Ex-White House spokesman botches Benghazi: “Dude, this was like two years ago”

Tommy Vietor

Former National Security Council spokesman Tommy Vietor doesn’t want to be asked tough questions over the false narrative the White House and the Obama administration presented to the American people about the 2012 Benghazi terrorist attack.

Vietor appeared on Fox News’ Special Report with Bret Baier on Thursday to discuss the edits made to the controversial talking points on the Benghazi attack. Those talking points shaped the initial narrative that the attack wasn’t an attack, but a spontaneous protect that spiraled out of control.

“According to the emails and the timelines, the CIA circulates new talking points after they’ve removed the mention of al-Qaeda. And then at 6:21, the White House, you, add a line about the administration warning of September 10 of social media reports calling for demonstrations. True?” Baier asked.

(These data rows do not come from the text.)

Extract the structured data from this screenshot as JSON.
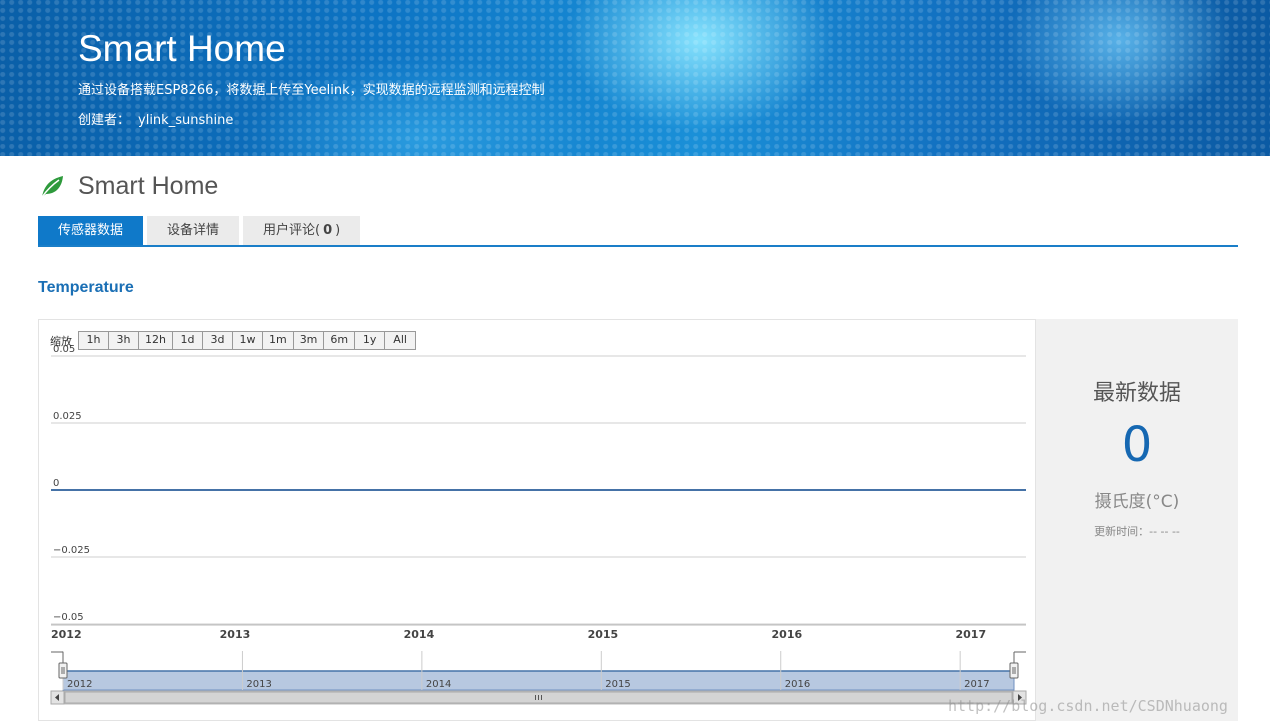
{
  "banner": {
    "title": "Smart Home",
    "description": "通过设备搭载ESP8266，将数据上传至Yeelink，实现数据的远程监测和远程控制",
    "creator_label": "创建者：",
    "creator_name": "ylink_sunshine"
  },
  "page": {
    "title": "Smart Home",
    "icon": "leaf-icon"
  },
  "tabs": [
    {
      "label": "传感器数据",
      "active": true
    },
    {
      "label": "设备详情",
      "active": false
    },
    {
      "label": "用户评论(",
      "count": "0",
      "suffix": ")",
      "active": false
    }
  ],
  "sensor": {
    "title": "Temperature"
  },
  "zoom": {
    "label": "缩放",
    "buttons": [
      "1h",
      "3h",
      "12h",
      "1d",
      "3d",
      "1w",
      "1m",
      "3m",
      "6m",
      "1y",
      "All"
    ]
  },
  "chart_data": {
    "type": "line",
    "title": "",
    "xlabel": "",
    "ylabel": "",
    "x": [
      2012,
      2017.3
    ],
    "series": [
      {
        "values": [
          0,
          0
        ]
      }
    ],
    "x_ticks": [
      "2012",
      "2013",
      "2014",
      "2015",
      "2016",
      "2017"
    ],
    "y_ticks": [
      "0.05",
      "0.025",
      "0",
      "−0.025",
      "−0.05"
    ],
    "y_tick_values": [
      0.05,
      0.025,
      0,
      -0.025,
      -0.05
    ],
    "xlim": [
      2012,
      2017.3
    ],
    "ylim": [
      -0.05,
      0.05
    ],
    "grid": true,
    "navigator_ticks": [
      "2012",
      "2013",
      "2014",
      "2015",
      "2016",
      "2017"
    ],
    "line_color": "#4572a7"
  },
  "latest": {
    "title": "最新数据",
    "value": "0",
    "unit": "摄氏度(°C)",
    "updated": "更新时间：-- -- --"
  },
  "watermark": "http://blog.csdn.net/CSDNhuaong",
  "colors": {
    "accent": "#0f79c9",
    "value": "#1668b2",
    "navigator_fill": "#b7c8e0"
  }
}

“Uh, I believe so,” Vietor replied.

Baier followed up, asking the former White House official if he personally changed the talking to points to get away hide the involvement from Islamic militants.

“Maybe,” Vietor said, “I don’t really remember.”

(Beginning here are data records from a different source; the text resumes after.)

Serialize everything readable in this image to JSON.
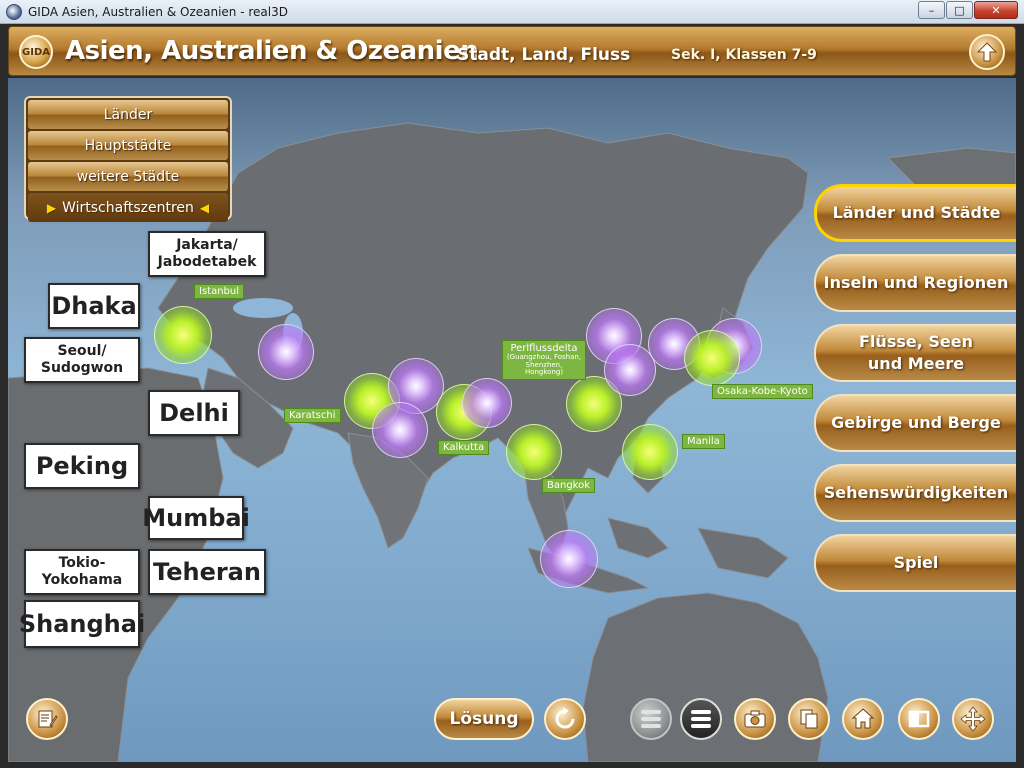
{
  "window": {
    "title": "GIDA Asien, Australien & Ozeanien - real3D",
    "min_label": "–",
    "max_label": "□",
    "close_label": "✕"
  },
  "header": {
    "logo_text": "GIDA",
    "title": "Asien, Australien & Ozeanien",
    "subtitle": "Stadt, Land, Fluss",
    "level": "Sek. I, Klassen 7-9"
  },
  "category_menu": {
    "items": [
      "Länder",
      "Hauptstädte",
      "weitere Städte",
      "Wirtschaftszentren"
    ],
    "active": "Wirtschaftszentren",
    "arrow_left": "▶",
    "arrow_right": "◀"
  },
  "cards": {
    "jakarta": "Jakarta/ Jabodetabek",
    "dhaka": "Dhaka",
    "seoul": "Seoul/ Sudogwon",
    "delhi": "Delhi",
    "peking": "Peking",
    "mumbai": "Mumbai",
    "tokio": "Tokio- Yokohama",
    "teheran": "Teheran",
    "shanghai": "Shanghai"
  },
  "map_labels": {
    "istanbul": "Istanbul",
    "karatschi": "Karatschi",
    "kalkutta": "Kalkutta",
    "perlfluss_title": "Perlflussdelta",
    "perlfluss_detail": "(Guangzhou, Foshan, Shenzhen, Hongkong)",
    "bangkok": "Bangkok",
    "manila": "Manila",
    "osaka": "Osaka-Kobe-Kyoto"
  },
  "topics": [
    "Länder und Städte",
    "Inseln und Regionen",
    "Flüsse, Seen und Meere",
    "Gebirge und Berge",
    "Sehenswürdigkeiten",
    "Spiel"
  ],
  "active_topic": "Länder und Städte",
  "toolbar": {
    "solution_label": "Lösung"
  },
  "colors": {
    "accent_gold": "#b37a2d",
    "active_border": "#ffd200",
    "marker_green": "#b9f02a",
    "marker_purple": "#be78fa",
    "label_green": "#7db741"
  }
}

“You don’t remember?” Baier asked.

“Dude, this was like two years ago,” Vietor said with a smirk on his face. “We’re talking about the most mundane process…”

“Dude,” Baier shot back, “it is the thing that everybody’s talking about.”

Vietor smarmily defended the “mundane process” of editing talking points, telling Baier, “That’s what bureaucrats do all day long. Your producers edit scripts multiple times.”

Though he left the White House last year, Vietor’s responses to Baier’s questions resemble the lack of seriousness with which most other current and former White House and administration officials’ respond.

It sounds a lot like former Secretary of State Hillary Clinton’s “what difference, at this point, does it make?” response to questions about the administration’s false narrative about the anti-Islam YouTube video or White House Press Secretary Jay Carney’s excuse that emails released this week were “not about Benghazi.”

The White House and administration insist that they didn’t intentionally try to mislead the American people about Benghazi, though there plenty of correspondence between officials citing Islamic militant involvement to suggest otherwise. But officials done nothing — absolutely nothing — to show any hint of transparency.

The responses to the most recent revelations have only served to widen the credibility gap the administration has and only serve to further the preception that its trying to cover up a cover up.